Hasto menyampaikan hal tersebut dalam Rapat Koordinasi Teknis (Rakornis) Kemitraan BKKBN dan Kick-Off Bakti TNI Manunggal Bangga Kencana Kesehatan tahun 2024.
Baca juga: Kemensos Klaim Program Pena Bisa Atasi Kemiskinan Ekstrem
Dia menegaskan pengarusutamaan gender sangat bermakna bagi pembangunan, sebagaimana dilansir Antara.
"Makna mengarusutamakan gender itu sangat penting, pembangunan berbasis perempuan sangat bermakna bagi kita," ujarnya.
Ia juga menekankan pentingnya menurunkan angka kematian ibu (AKI) apabila ingin meraih Indonesia Emas 2045.
"Indonesia Emas harus bebas dari kelaparan dan stunting, dan jangan lupa AKI juga angka kematian bayi. Kematian ibu 70 paling tinggi targetnya di tahun 2023, tetapi hari ini angka kematian ibu masih 189 per 100.000 ibu melahirkan," ucapnya.
Baca juga: Di Markas PBB, Indonesia Bicara 3 Poin Pengentasan Kemiskinan
Ia juga menyampaikan saat ini Indonesia telah sukses menurunkan angka kelahiran total atau total fertility rate (TFR) sebesar 2,18, dimana rata-rata perempuan saat ini melahirkan jumlah anak sebanyak dua orang.

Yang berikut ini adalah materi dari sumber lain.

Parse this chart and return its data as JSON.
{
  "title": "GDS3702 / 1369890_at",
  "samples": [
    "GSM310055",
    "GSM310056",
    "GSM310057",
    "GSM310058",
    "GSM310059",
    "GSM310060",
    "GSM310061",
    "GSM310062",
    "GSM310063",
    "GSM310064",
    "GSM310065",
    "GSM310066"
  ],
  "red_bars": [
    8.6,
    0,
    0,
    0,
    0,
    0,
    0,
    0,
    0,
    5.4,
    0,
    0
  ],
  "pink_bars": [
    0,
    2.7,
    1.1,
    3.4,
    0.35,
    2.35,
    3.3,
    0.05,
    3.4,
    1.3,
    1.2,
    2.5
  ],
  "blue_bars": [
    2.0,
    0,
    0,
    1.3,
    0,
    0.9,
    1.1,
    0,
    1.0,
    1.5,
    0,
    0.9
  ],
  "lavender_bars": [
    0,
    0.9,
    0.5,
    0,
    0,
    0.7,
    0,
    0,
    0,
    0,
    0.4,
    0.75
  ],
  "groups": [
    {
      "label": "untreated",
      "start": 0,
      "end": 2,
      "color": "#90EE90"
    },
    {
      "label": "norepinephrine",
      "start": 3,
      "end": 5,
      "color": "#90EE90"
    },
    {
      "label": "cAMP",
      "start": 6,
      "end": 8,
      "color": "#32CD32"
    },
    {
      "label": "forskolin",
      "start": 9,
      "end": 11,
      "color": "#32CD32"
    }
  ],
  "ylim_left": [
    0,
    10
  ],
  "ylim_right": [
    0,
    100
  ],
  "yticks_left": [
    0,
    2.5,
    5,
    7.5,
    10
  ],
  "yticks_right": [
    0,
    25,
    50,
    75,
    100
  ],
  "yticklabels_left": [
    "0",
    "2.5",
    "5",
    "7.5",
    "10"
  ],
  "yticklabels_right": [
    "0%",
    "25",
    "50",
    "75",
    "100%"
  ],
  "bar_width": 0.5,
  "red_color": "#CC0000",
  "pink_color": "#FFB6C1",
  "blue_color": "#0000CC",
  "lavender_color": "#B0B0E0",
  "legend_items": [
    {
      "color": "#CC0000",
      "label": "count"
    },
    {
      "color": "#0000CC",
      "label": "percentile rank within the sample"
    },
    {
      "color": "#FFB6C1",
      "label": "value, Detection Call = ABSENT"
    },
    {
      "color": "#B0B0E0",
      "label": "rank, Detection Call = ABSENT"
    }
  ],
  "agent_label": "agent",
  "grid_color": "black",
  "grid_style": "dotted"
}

Namun yang masih menjadi pekerjaan rumah adalah angka tersebut belum merata di seluruh provinsi.
Ia juga menegaskan persentase kawin di usia muda secara nasional sudah menurun. Angkanya antara 19-20 kawin usia muda setiap 1.000 orang.
Hasto juga mengingatkan kepada para perempuan agar menghindari empat terlalu yakni terlalu muda menikah, terlalu tua hamil, terlalu dekat jarak kehamilan, dan terlalu sering melahirkan.
Baca juga: Strategi Kemiskinan Ekstrem di Kota Mojokerto Capai 0 Persen
Menurutnya, perempuan yang hamil di atas usia 35 tahun lebih rentan terhadap risiko kesehatan sehingga berpotensi melahirkan bayi stunting.
"BKKBN memang punya program pendewasaan usia pernikahan, tetapi juga jangan terlalu dewasa, karena jomlo terlalu lama itu bahaya juga, maka menikahlah di usia 25-35 tahun agar anak tidak lahir stunting," imbuhnya.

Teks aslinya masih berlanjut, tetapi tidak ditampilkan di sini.